Tuesday, August 08, 2006




A barbaric kind of beauty
By ANDREA THOMPSON,
Daily Mail 00:36am 7th August 2006

'They import foetuses from poverty stricken countries to treat vain Western women'
Clutching her Hermes holiday bag under her arm, Susan Barrington, a 52-year-old housewife from Buckinghamshire, can't help smiling as she leaves the exclusive clinic in London's Wimpole Street.
She has been given the final go-ahead to travel abroad for a cutting edge nonsurgical treatment that promises to make her look ten years younger.
She doesn't care if the treatment is expensive, involves babies and is so controversial that it is not allowed to be performed in this country - among her well-heeled friends, this is the ultimate new elixir of youth.
The attractive brunette has opted for a controversial stem- cell therapy where umbilical cord tissue from new-born babies will be injected into her body.
It may seem distasteful, but thousands of women have already done it and it is organised by a seemingly respectable British clinic then carried out in Rotterdam, Holland, where rules regarding stemcell therapies are not so strict.
Stem-cell therapy has been big business for beauty doctors since medics discovered the strong healing and rejuvenating potential of stem cells for medical conditions such as Alzheimer's and Parkinson's. But there has also been a furious ethical debate.
In America, President Bush has denounced stem- cell therapy even for medical purposes as 'godless', vetoing any public funding, though controversially Arnold Schwarzenegger, governor of California, one of the few U.S. states to allow stem-cell research, has allocated 80 million dollars to it. Tony Blair met him only last week to support the move.
So what is it about stem cells that has set tongues wagging in the beauty world? They are the building blocks of every human body but are far more plentiful in embryos, which are still growing, human foetuses, or newborn babies, than in adults.
They are immature but powerful cells that, once extracted, can be stimulated in a laboratory to develop into any type of body cell or organ, including bone, muscle and body tissue.
When injected, these powerful cells target the organs that are not functioning at their optimum and encourage them to produce new tissue.
But scientists agree that further research is required to substantiate the claim that injecting stem cells can diminish wrinkles or reverse the signs of ageing.
In Britain, stem-cell research is governed by strict ethical considerations - it is limited to registered institutions using cells from embryos up to 14 days old or aborted foetuses donated to science.
But it has proved difficult to police clinics abroad and it is here that many people go for a range of stem-cell treatments, with a whole industry happy to cater for their needs.

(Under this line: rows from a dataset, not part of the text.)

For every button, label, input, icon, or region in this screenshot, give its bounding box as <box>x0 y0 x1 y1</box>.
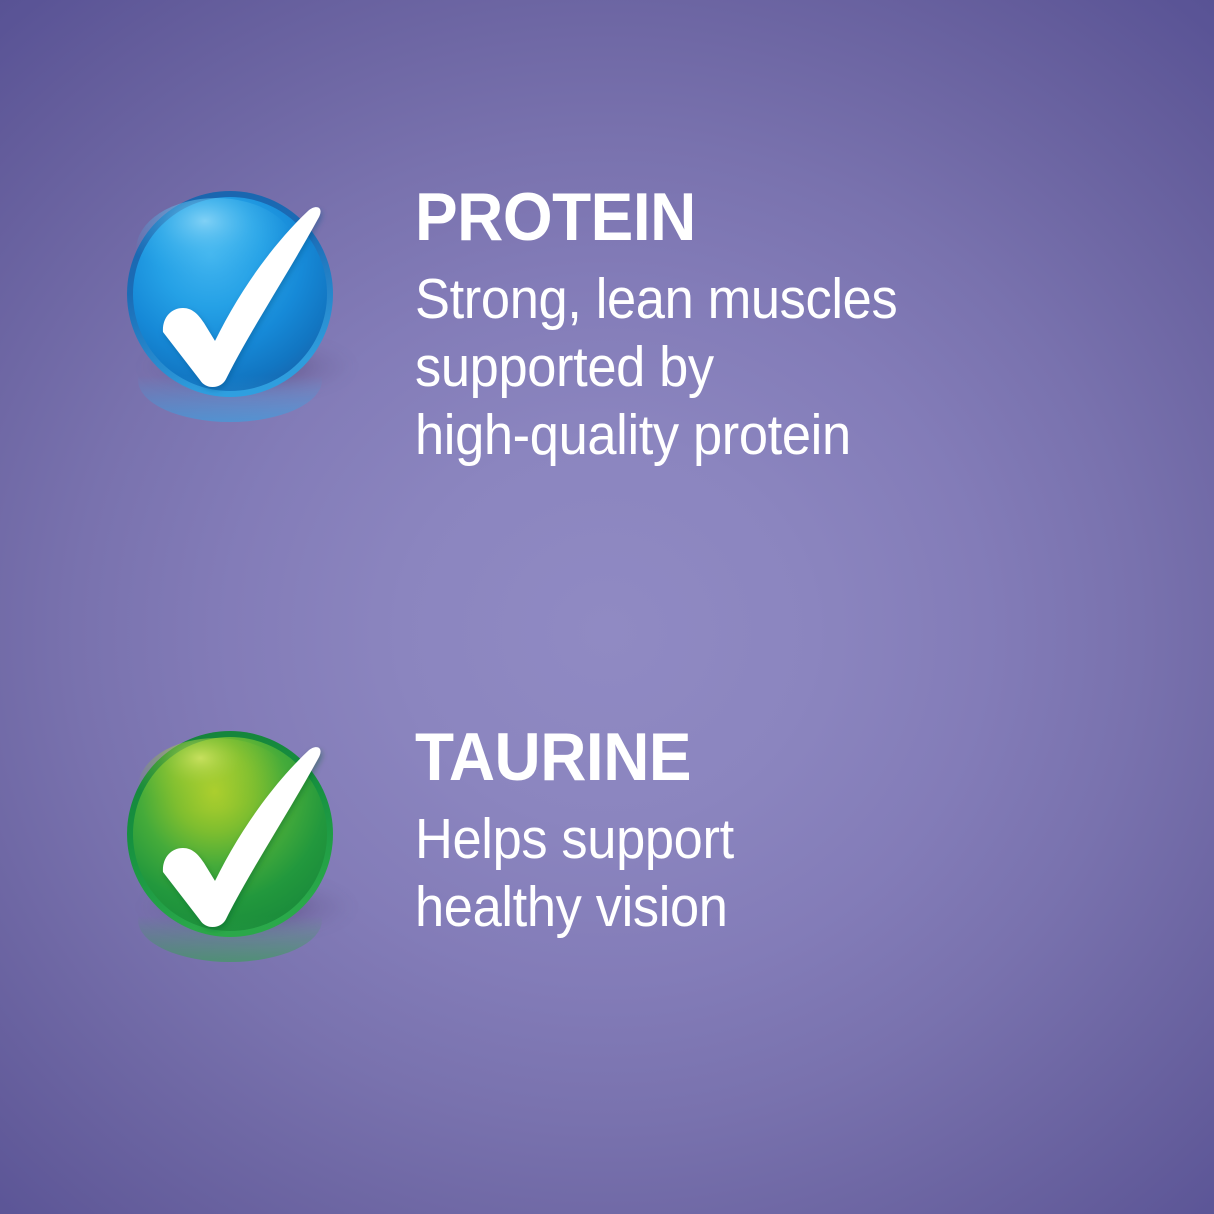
benefits-panel: PROTEIN Strong, lean muscles supported b… <box>0 0 1214 1214</box>
protein-desc-line-1: Strong, lean muscles <box>415 265 1150 333</box>
checkmark-badge-icon-taurine <box>126 730 334 938</box>
checkmark-badge-icon-protein <box>126 190 334 398</box>
protein-text-block: PROTEIN Strong, lean muscles supported b… <box>415 178 1214 470</box>
benefit-row-taurine: TAURINE Helps support healthy vision <box>0 718 1214 948</box>
benefit-description-protein: Strong, lean muscles supported by high-q… <box>415 265 1150 470</box>
taurine-desc-line-1: Helps support <box>415 805 1150 873</box>
benefit-heading-taurine: TAURINE <box>415 724 1166 791</box>
benefit-description-taurine: Helps support healthy vision <box>415 805 1150 942</box>
protein-badge-wrapper <box>108 178 408 408</box>
taurine-badge-wrapper <box>108 718 408 948</box>
benefit-heading-protein: PROTEIN <box>415 184 1166 251</box>
taurine-desc-line-2: healthy vision <box>415 873 1150 941</box>
taurine-text-block: TAURINE Helps support healthy vision <box>415 718 1214 941</box>
protein-desc-line-3: high-quality protein <box>415 401 1150 469</box>
protein-desc-line-2: supported by <box>415 333 1150 401</box>
benefit-row-protein: PROTEIN Strong, lean muscles supported b… <box>0 178 1214 470</box>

Such unregulated companies have mushroomed across the globe offering 'aesthetic stem-cell therapies' at exorbitant prices to anyone willing to pay. They claim that stem cells have the ability to rejuvenate the body and renew the cells, not just to produce younger, smoother skin, but increased sex drive and energy.
'By definition, what such clinics are doing is highly experimental and risks damaging the reputation of legitimate stem-cell research we are doing to help cure illnesses,' says leading UK stem-cell researcher Colin Blakemore.
'Because so many clinics are based in tourist spots and refuse to be members of the only recognised board to regulate ethical stem-cell research - The International Stem Cell Forum - there is much room for unethical and morally dubious treatment by unqualified doctors. And if anything goes wrong afterwards, it is hushed up to prevent damage to the business.
This week, posing as a 50-year-old, I went in search of the latest anti-ageing remedies that the world's top clinics have to offer.
My investigation threw up a worrying new trade across the globe in unregulated stemcell treatments costing anywhere between £150 and £20,000. Yet hundreds of British women are visiting such clinics desperate for the new elixirs of youth.